Findings in the stomach (increased incidence and/or severity of submucosal inflammatory infiltrate, mucosal inflammatory foci, mucosal erosions, acanthosis/hyperkeratosis of the limiting ridge and mucosal ulceration) were recorded at the dose levels of 1000, 300 and 100 mg/kg bw/day in males and at the dose levels of 1000 and 300 mg/kg bw/day in females. These findings were considered to reflect a local irritant action and to represent a portal of entry effect; an effect unrelated to systemic effects.

 

Increased incidence and/or mean severity of extramedullary hemopoiesiswere recorded at the dose level of 1000 mg/kg bw/day in males and at the dose levels of 1000 and 300 mg/kg bw/day in females. The cause for the finding in the spleen was unclear.
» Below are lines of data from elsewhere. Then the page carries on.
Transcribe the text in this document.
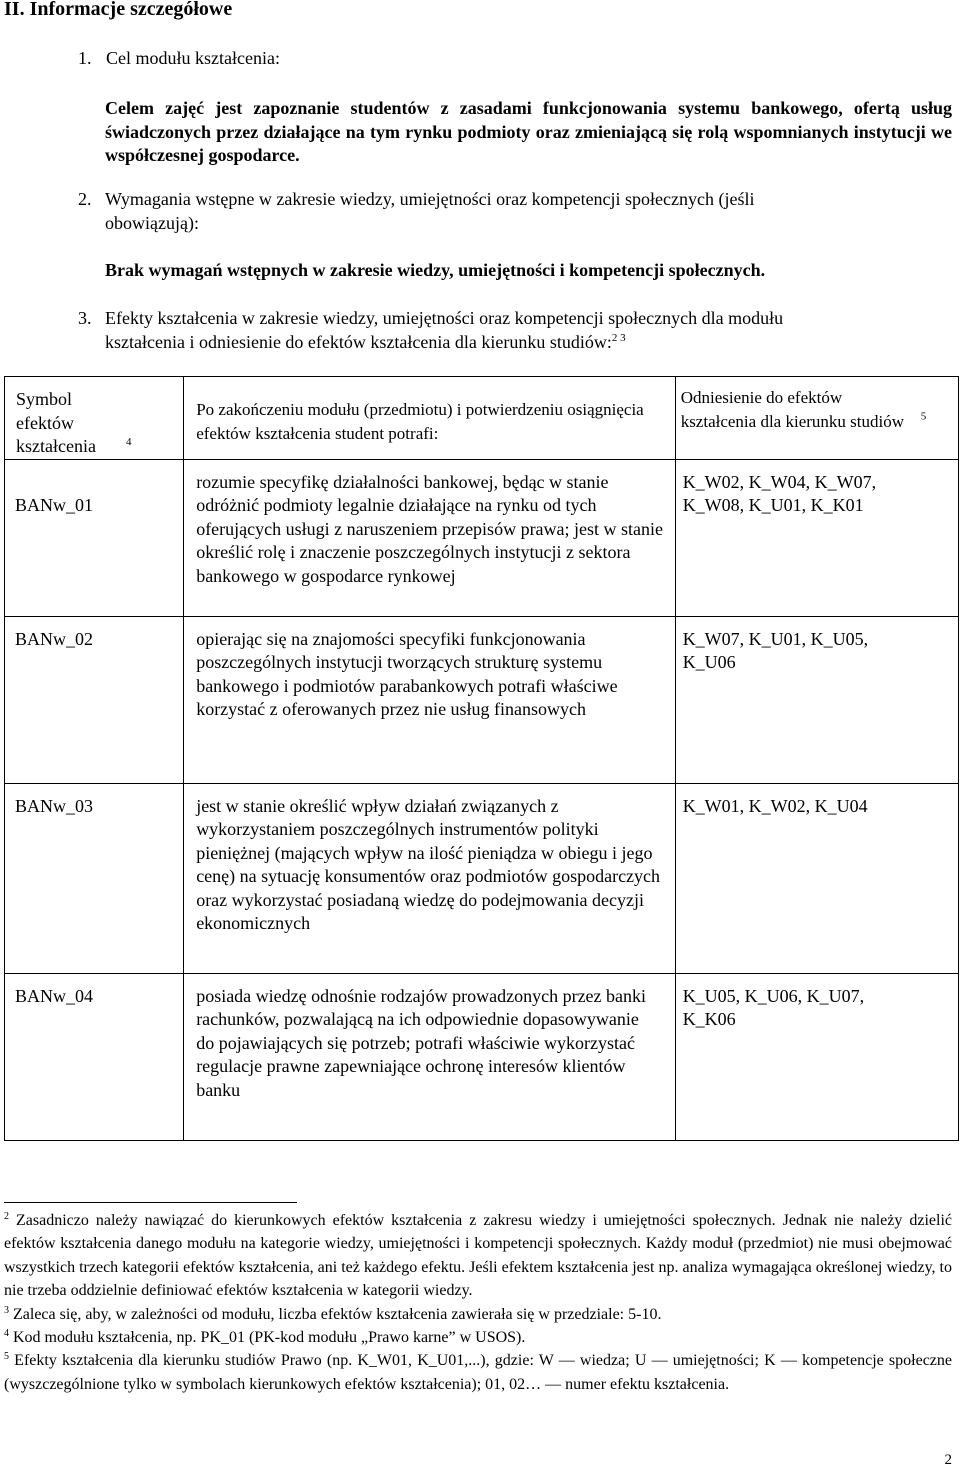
II. Informacje szczegółowe
1. Cel modułu kształcenia:
Celem zajęć jest zapoznanie studentów z zasadami funkcjonowania systemu bankowego, ofertą usług świadczonych przez działające na tym rynku podmioty oraz zmieniającą się rolą wspomnianych instytucji we współczesnej gospodarce.
2. Wymagania wstępne w zakresie wiedzy, umiejętności oraz kompetencji społecznych (jeśli
obowiązują):
Brak wymagań wstępnych w zakresie wiedzy, umiejętności i kompetencji społecznych.
3. Efekty kształcenia w zakresie wiedzy, umiejętności oraz kompetencji społecznych dla modułu
kształcenia i odniesienie do efektów kształcenia dla kierunku studiów:$^{2 3}$
Symbol efektów kształcenia $^4$	Po zakończeniu modułu (przedmiotu) i potwierdzeniu osiągnięcia efektów kształcenia student potrafi:	Odniesienie do efektów kształcenia dla kierunku studiów $^5$
BANw_01	rozumie specyfikę działalności bankowej, będąc w stanie odróżnić podmioty legalnie działające na rynku od tych oferujących usługi z naruszeniem przepisów prawa; jest w stanie określić rolę i znaczenie poszczególnych instytucji z sektora bankowego w gospodarce rynkowej	K_W02, K_W04, K_W07, K_W08, K_U01, K_K01

BANw_02	opierając się na znajomości specyfiki funkcjonowania poszczególnych instytucji tworzących strukturę systemu bankowego i podmiotów parabankowych potrafi właściwe korzystać z oferowanych przez nie usług finansowych	K_W07, K_U01, K_U05, K_U06

BANw_03	jest w stanie określić wpływ działań związanych z wykorzystaniem poszczególnych instrumentów polityki pieniężnej (mających wpływ na ilość pieniądza w obiegu i jego cenę) na sytuację konsumentów oraz podmiotów gospodarczych oraz wykorzystać posiadaną wiedzę do podejmowania decyzji ekonomicznych	K_W01, K_W02, K_U04

BANw_04	posiada wiedzę odnośnie rodzajów prowadzonych przez banki rachunków, pozwalającą na ich odpowiednie dopasowywanie do pojawiających się potrzeb; potrafi właściwie wykorzystać regulacje prawne zapewniające ochronę interesów klientów banku	K_U05, K_U06, K_U07, K_K06

$^2$ Zasadniczo należy nawiązać do kierunkowych efektów kształcenia z zakresu wiedzy i umiejętności społecznych. Jednak nie należy dzielić efektów kształcenia danego modułu na kategorie wiedzy, umiejętności i kompetencji społecznych. Każdy moduł (przedmiot) nie musi obejmować wszystkich trzech kategorii efektów kształcenia, ani też każdego efektu. Jeśli efektem kształcenia jest np. analiza wymagająca określonej wiedzy, to nie trzeba oddzielnie definiować efektów kształcenia w kategorii wiedzy.

$^3$ Zaleca się, aby, w zależności od modułu, liczba efektów kształcenia zawierała się w przedziale: 5-10.

$^4$ Kod modułu kształcenia, np. PK_01 (PK-kod modułu „Prawo karne” w USOS).

$^5$ Efekty kształcenia dla kierunku studiów Prawo (np. K_W01, K_U01,...), gdzie: W — wiedza; U — umiejętności; K — kompetencje społeczne (wyszczególnione tylko w symbolach kierunkowych efektów kształcenia); 01, 02… — numer efektu kształcenia.

2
It was considered to probably represent an adaptation to an increased demand in erythrocytes and was considered to be reversible.

 

Finding in the kidneys (renal tubular vacuolation of mainly cortical tubules) recorded in females at the dose level of 1000 mg/kg bw/day was considered to represent an adaptive change and to be reversible.

 

FINDINGS IN PUPS AT FIRST LITTER CHECK AND DURING LACTATION

 

No test item-related findings were noted in pups during first litter check and during lactation in any dose group.

 

Pup sex ratio was not affected by the exposure to the test item at any dose level.

 

BODY WEIGHTS OF PUPS TO DAY 4 POST PARTUM

 

Body Weights and body weight gain of pups were not affected by the treatment with the test item at any dose level.

 

MACROSCOPICAL FINDINGS OF PUPS

 

No test item-related findings were noted at macroscopic examination of pups in any dose group.

 

CONCLUSION

Based on these results, no NOAEL (No Observed Adverse Effect Level) for general toxicity was established in males due to findings in the liver noted down to the low-dose level. NOAEL in females was established at the dose level of 100 mg/kg bw/day.

 

The NOEL (No Observed Effect Level) for reproduction and developmental toxicity was considered to be 1000 mg/kg bw/day, the highest dose level used.